Facebook: Since Facebook allows for more text than Twitter or other platforms, I’d pull a excerpt from the introduction that helps encapsulate the subject. Accompanying the post would be an engaging, headlining image.

Twitter: Statistics do really well on Twitter, so I may include the statistic about only 37% of marketers having a clear content marketing strategy as part of my Twitter promotion.

Pinterest: Because Pinterest is so image-driven, I really need to come up with a knockout graphic that showcases what this content is all about. If I chose a complex image or a graph, I’d certainly include a text overlay that alerts readers of the title or what the image is representing.

Even though I am promoting the same blog post, I’m doing it in a different way each time that utilizes the power of each platform and includes fresh information.

For followers that interact with this content across different social media sites, they’ll see a different snippet each time. Thus, there’s no risk of your content promotion efforts feeling like spam and you raise your chances of enticing the user to click.

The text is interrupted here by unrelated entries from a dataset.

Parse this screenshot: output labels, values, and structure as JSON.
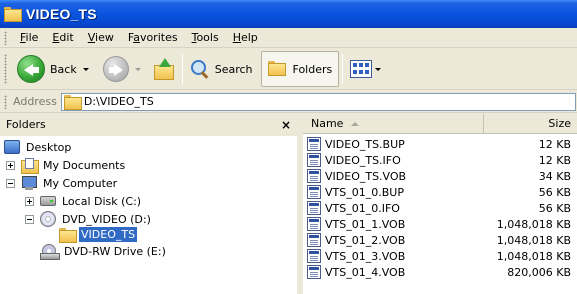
{
  "window": {
    "title": "VIDEO_TS"
  },
  "menubar": {
    "items": [
      {
        "accel": "F",
        "rest": "ile"
      },
      {
        "accel": "E",
        "rest": "dit"
      },
      {
        "accel": "V",
        "rest": "iew"
      },
      {
        "accel": "",
        "rest": "Favorites",
        "pre": "F",
        "u": "a",
        "post": "vorites"
      },
      {
        "accel": "T",
        "rest": "ools"
      },
      {
        "accel": "H",
        "rest": "elp"
      }
    ]
  },
  "toolbar": {
    "back_label": "Back",
    "search_label": "Search",
    "folders_label": "Folders"
  },
  "address": {
    "label": "Address",
    "value": "D:\\VIDEO_TS"
  },
  "folders": {
    "header": "Folders",
    "close_glyph": "×",
    "tree": [
      {
        "label": "Desktop"
      },
      {
        "label": "My Documents"
      },
      {
        "label": "My Computer"
      },
      {
        "label": "Local Disk (C:)"
      },
      {
        "label": "DVD_VIDEO (D:)"
      },
      {
        "label": "VIDEO_TS",
        "selected": true
      },
      {
        "label": "DVD-RW Drive (E:)"
      }
    ]
  },
  "list": {
    "columns": {
      "name": "Name",
      "size": "Size"
    },
    "files": [
      {
        "name": "VIDEO_TS.BUP",
        "size": "12 KB"
      },
      {
        "name": "VIDEO_TS.IFO",
        "size": "12 KB"
      },
      {
        "name": "VIDEO_TS.VOB",
        "size": "34 KB"
      },
      {
        "name": "VTS_01_0.BUP",
        "size": "56 KB"
      },
      {
        "name": "VTS_01_0.IFO",
        "size": "56 KB"
      },
      {
        "name": "VTS_01_1.VOB",
        "size": "1,048,018 KB"
      },
      {
        "name": "VTS_01_2.VOB",
        "size": "1,048,018 KB"
      },
      {
        "name": "VTS_01_3.VOB",
        "size": "1,048,018 KB"
      },
      {
        "name": "VTS_01_4.VOB",
        "size": "820,006 KB"
      }
    ]
  },
  "colors": {
    "titlebar": "#0a54df",
    "selection": "#316ac5",
    "chrome": "#ece9d8"
  }
}
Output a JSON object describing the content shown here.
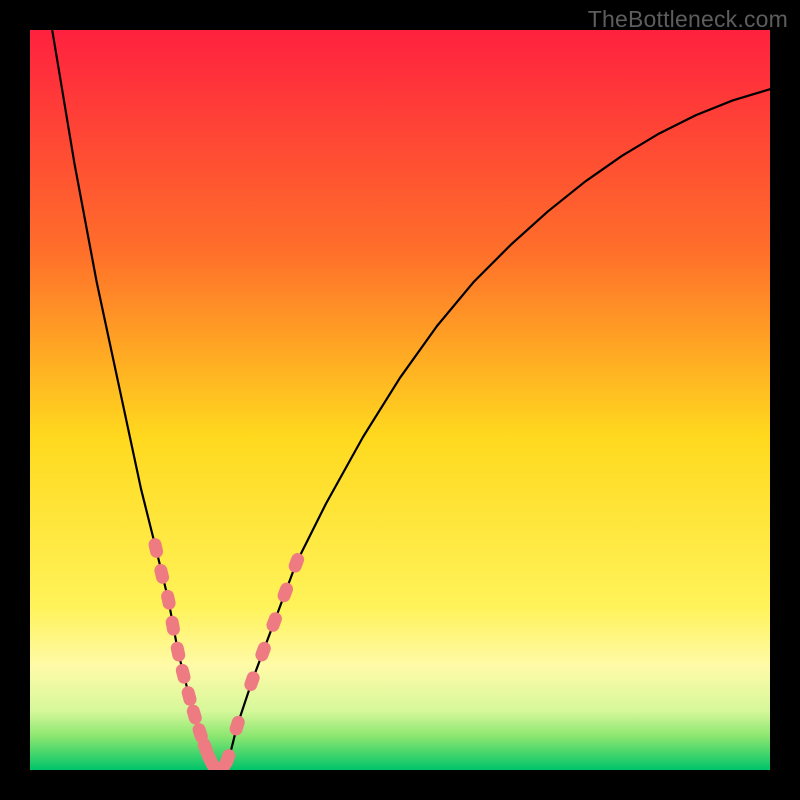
{
  "watermark": "TheBottleneck.com",
  "chart_data": {
    "type": "line",
    "title": "",
    "xlabel": "",
    "ylabel": "",
    "xlim": [
      0,
      100
    ],
    "ylim": [
      0,
      100
    ],
    "grid": false,
    "legend": false,
    "gradient_stops": [
      {
        "offset": 0,
        "color": "#ff213f"
      },
      {
        "offset": 0.3,
        "color": "#ff6f2a"
      },
      {
        "offset": 0.55,
        "color": "#ffd91e"
      },
      {
        "offset": 0.78,
        "color": "#fff35a"
      },
      {
        "offset": 0.86,
        "color": "#fffaa8"
      },
      {
        "offset": 0.92,
        "color": "#d6f89a"
      },
      {
        "offset": 0.955,
        "color": "#8ae66f"
      },
      {
        "offset": 1.0,
        "color": "#00c46a"
      }
    ],
    "green_zone_y": [
      0,
      5
    ],
    "series": [
      {
        "name": "bottleneck-curve",
        "description": "V-shaped bottleneck curve; y estimated from plot (percent of height from bottom)",
        "x": [
          0,
          3,
          6,
          9,
          12,
          13.5,
          15,
          17,
          18.7,
          20,
          21.5,
          23,
          24,
          25,
          25.5,
          26,
          27,
          28,
          30,
          33,
          36,
          40,
          45,
          50,
          55,
          60,
          65,
          70,
          75,
          80,
          85,
          90,
          95,
          100
        ],
        "y": [
          118,
          100,
          82,
          66,
          52,
          45,
          38,
          30,
          23,
          16,
          10,
          5,
          2,
          0,
          0,
          0,
          2,
          6,
          12,
          20,
          28,
          36,
          45,
          53,
          60,
          66,
          71,
          75.5,
          79.5,
          83,
          86,
          88.5,
          90.5,
          92
        ]
      }
    ],
    "markers": {
      "name": "highlight-dots",
      "description": "Salmon capsule markers along lower portion of the V curve",
      "color": "#ef7b82",
      "points": [
        {
          "x": 17.0,
          "y": 30.0
        },
        {
          "x": 17.8,
          "y": 26.5
        },
        {
          "x": 18.7,
          "y": 23.0
        },
        {
          "x": 19.3,
          "y": 19.5
        },
        {
          "x": 20.0,
          "y": 16.0
        },
        {
          "x": 20.7,
          "y": 13.0
        },
        {
          "x": 21.5,
          "y": 10.0
        },
        {
          "x": 22.2,
          "y": 7.5
        },
        {
          "x": 23.0,
          "y": 5.0
        },
        {
          "x": 23.7,
          "y": 3.0
        },
        {
          "x": 24.3,
          "y": 1.5
        },
        {
          "x": 25.0,
          "y": 0.3
        },
        {
          "x": 25.5,
          "y": 0.0
        },
        {
          "x": 26.0,
          "y": 0.3
        },
        {
          "x": 26.7,
          "y": 1.5
        },
        {
          "x": 28.0,
          "y": 6.0
        },
        {
          "x": 30.0,
          "y": 12.0
        },
        {
          "x": 31.5,
          "y": 16.0
        },
        {
          "x": 33.0,
          "y": 20.0
        },
        {
          "x": 34.5,
          "y": 24.0
        },
        {
          "x": 36.0,
          "y": 28.0
        }
      ]
    }
  }
}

Lastly, don’t be afraid to reshare old content, as long as it is evergreen in nature. I see a lot of businesses that post-promote once and then never introduce the same topic again. It’s okay to share old content that is still relevant.

You can also repurpose this older content and use it in a new format or revitalize it will fresher information and statistics.

Step 6: Make Sharing Easy

This step is shorter than the rest, but just as important. When the reader finishes reading your blog post, digesting your infographic, watching your video, etc., there needs to be a way for the person to share your content.

While you’d be hard pressed to find websites or a blog that doesn’t include social sharing icons, not all social sharing widgets are made the same. You may be deterring your audiences from sharing because your widget creates unnecessary steps. This makes it very difficult to extend your reach and increase engagement.

If you’ve never taken a look at your site’s social sharing icons, then I recommend taking a look right away. Pretend that you’re a first-time visitor trying to share an article for the first time. Is the process easy or tedious?

There’s a lot of different, free social sharing button widgets on the market: SumoMe, ShareThis, Shareaholic and so on. You want to find one that has all of the social media channels relevant to your audiences and offers the quickest path from click to share. The less effort required, the more likely you are to earn a share.